A few years ago, I wrote a short book detailing what I learned about how to be a man from watching the tennis player Rafa Nadal at work.
Nadal, much more than his great contemporaries Djokovic and Federer, is amongst the most interesting sportsmen of all time.
I would count the soccer player Diego Maradona, the boxer Muhammad Ali and the race-driver Ayrton Senna alongside him. All brought an astonishing psychological complexity to their various arenas, and it was this psychological complexity, just as much as what they actually achieved, that made them so compelling.
They were all compelling because of what went on inside their minds, and how that both helped and hindered them in their aim of getting the most out of their bodies.
For years now, McIlroy has been a member of this club.
When he stood over tiny putts at Pinehurst’s 16th and 18th greens in the final round of the US Open last June, trying to end a 10-year wait for a Major championship, the psychological torment he was going through was both completely invisible and wholly palpable.

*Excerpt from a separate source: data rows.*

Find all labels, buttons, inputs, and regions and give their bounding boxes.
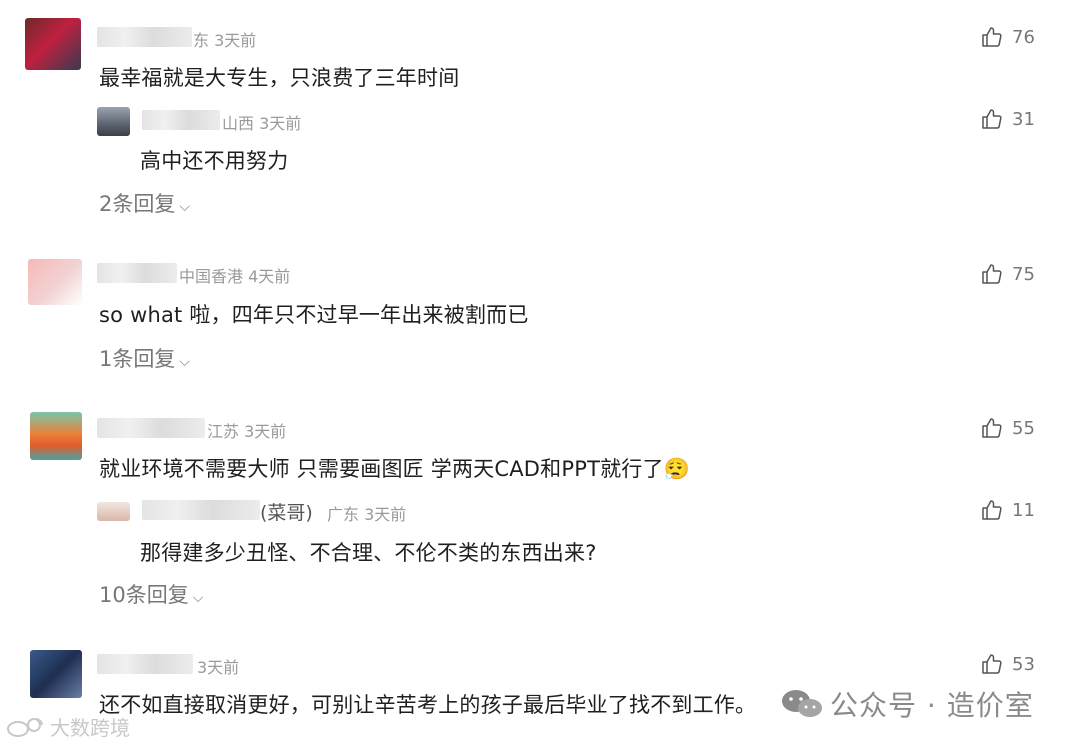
avatar[interactable]: [30, 650, 82, 698]
like-count: 53: [1012, 653, 1035, 675]
avatar[interactable]: [28, 259, 82, 305]
like-button[interactable]: 55: [980, 415, 1035, 441]
reply-name-tail: (菜哥): [260, 502, 313, 524]
comment-text: 最幸福就是大专生，只浪费了三年时间: [99, 66, 460, 90]
comment-meta: 中国香港 4天前: [179, 267, 291, 286]
like-button[interactable]: 31: [980, 106, 1035, 132]
comment-text: so what 啦，四年只不过早一年出来被割而已: [99, 303, 529, 327]
like-button[interactable]: 53: [980, 651, 1035, 677]
thumbs-up-icon: [982, 418, 1002, 438]
watermark-left: 大数跨境: [6, 712, 130, 741]
comment-meta: 东 3天前: [193, 31, 257, 50]
thumbs-up-icon: [982, 500, 1002, 520]
comment-meta: 3天前: [197, 658, 240, 677]
replies-label: 1条回复: [99, 347, 176, 371]
like-count: 31: [1012, 108, 1035, 130]
username-blurred[interactable]: [142, 110, 220, 130]
view-replies-button[interactable]: 2条回复 ⌵: [99, 188, 190, 218]
comment-meta: 江苏 3天前: [207, 422, 287, 441]
replies-label: 10条回复: [99, 583, 189, 607]
reply-text: 那得建多少丑怪、不合理、不伦不类的东西出来?: [140, 541, 597, 565]
like-button[interactable]: 11: [980, 497, 1035, 523]
reply-meta: 山西 3天前: [222, 114, 302, 133]
like-count: 75: [1012, 263, 1035, 285]
like-count: 55: [1012, 417, 1035, 439]
username-blurred[interactable]: [97, 27, 192, 47]
like-count: 76: [1012, 26, 1035, 48]
replies-label: 2条回复: [99, 192, 176, 216]
thumbs-up-icon: [982, 109, 1002, 129]
view-replies-button[interactable]: 10条回复 ⌵: [99, 579, 203, 609]
reply-text: 高中还不用努力: [140, 149, 289, 173]
avatar[interactable]: [30, 412, 82, 460]
avatar[interactable]: [97, 107, 130, 136]
chevron-down-icon: ⌵: [192, 590, 204, 606]
reply-meta: 广东 3天前: [327, 505, 407, 524]
like-button[interactable]: 75: [980, 261, 1035, 287]
thumbs-up-icon: [982, 27, 1002, 47]
thumbs-up-icon: [982, 264, 1002, 284]
chevron-down-icon: ⌵: [179, 199, 190, 215]
username-blurred[interactable]: [97, 654, 193, 674]
comment-text: 就业环境不需要大师 只需要画图匠 学两天CAD和PPT就行了😮‍💨: [99, 457, 691, 481]
chevron-down-icon: ⌵: [179, 354, 190, 370]
view-replies-button[interactable]: 1条回复 ⌵: [99, 343, 190, 373]
watermark-right: 公众号 · 造价室: [780, 684, 1034, 724]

If that was torture, for him and for all of us who love watching him, it paled in comparison to the torture of his final round at the Masters on Sunday.
In the space of a few minutes, he dunked the ball into the drink from 80 yards at the 13th and then hit one of the greatest shots in the sport’s history at the 15th, all while missing makeable putts at almost every hole on the back nine.
This is, I think, why human beings love watching Rory McIlroy.
We love seeing the heights and depths of what another human is capable of.
We can admire the Tiger Woods of 2000, machine-like and God-like.
But we can love the Tiger Woods of 2019, all aspiration, toil and frailty.
We admired Rory McIlroy when he was streaking to victory in 2012 and 2014.
But the McIlroy that wears all his endless struggles on his sleeve, the McIlroy who’s never comfortable and never lets you get comfortable while you watch, the McIlroy who goes for it even when going for it seems to raise the risk ratio to unacceptable levels, the McIlroy who fought relentless demons inside his own mind and broke down in tears at Augusta when they were finally beaten off…
… that’s a Rory McIlroy we can love.
And no matter what anyone says, love goes a long, long way.
Thanks for reading.
Shane
Superb. So many things in the mix for Rory, so much pressure. It was gladiatorial, and when I heard later that Rory had been delving into the Stoics in order to better face and grow through adversity, it all starts to make sense. Thanks for sharing, Shane!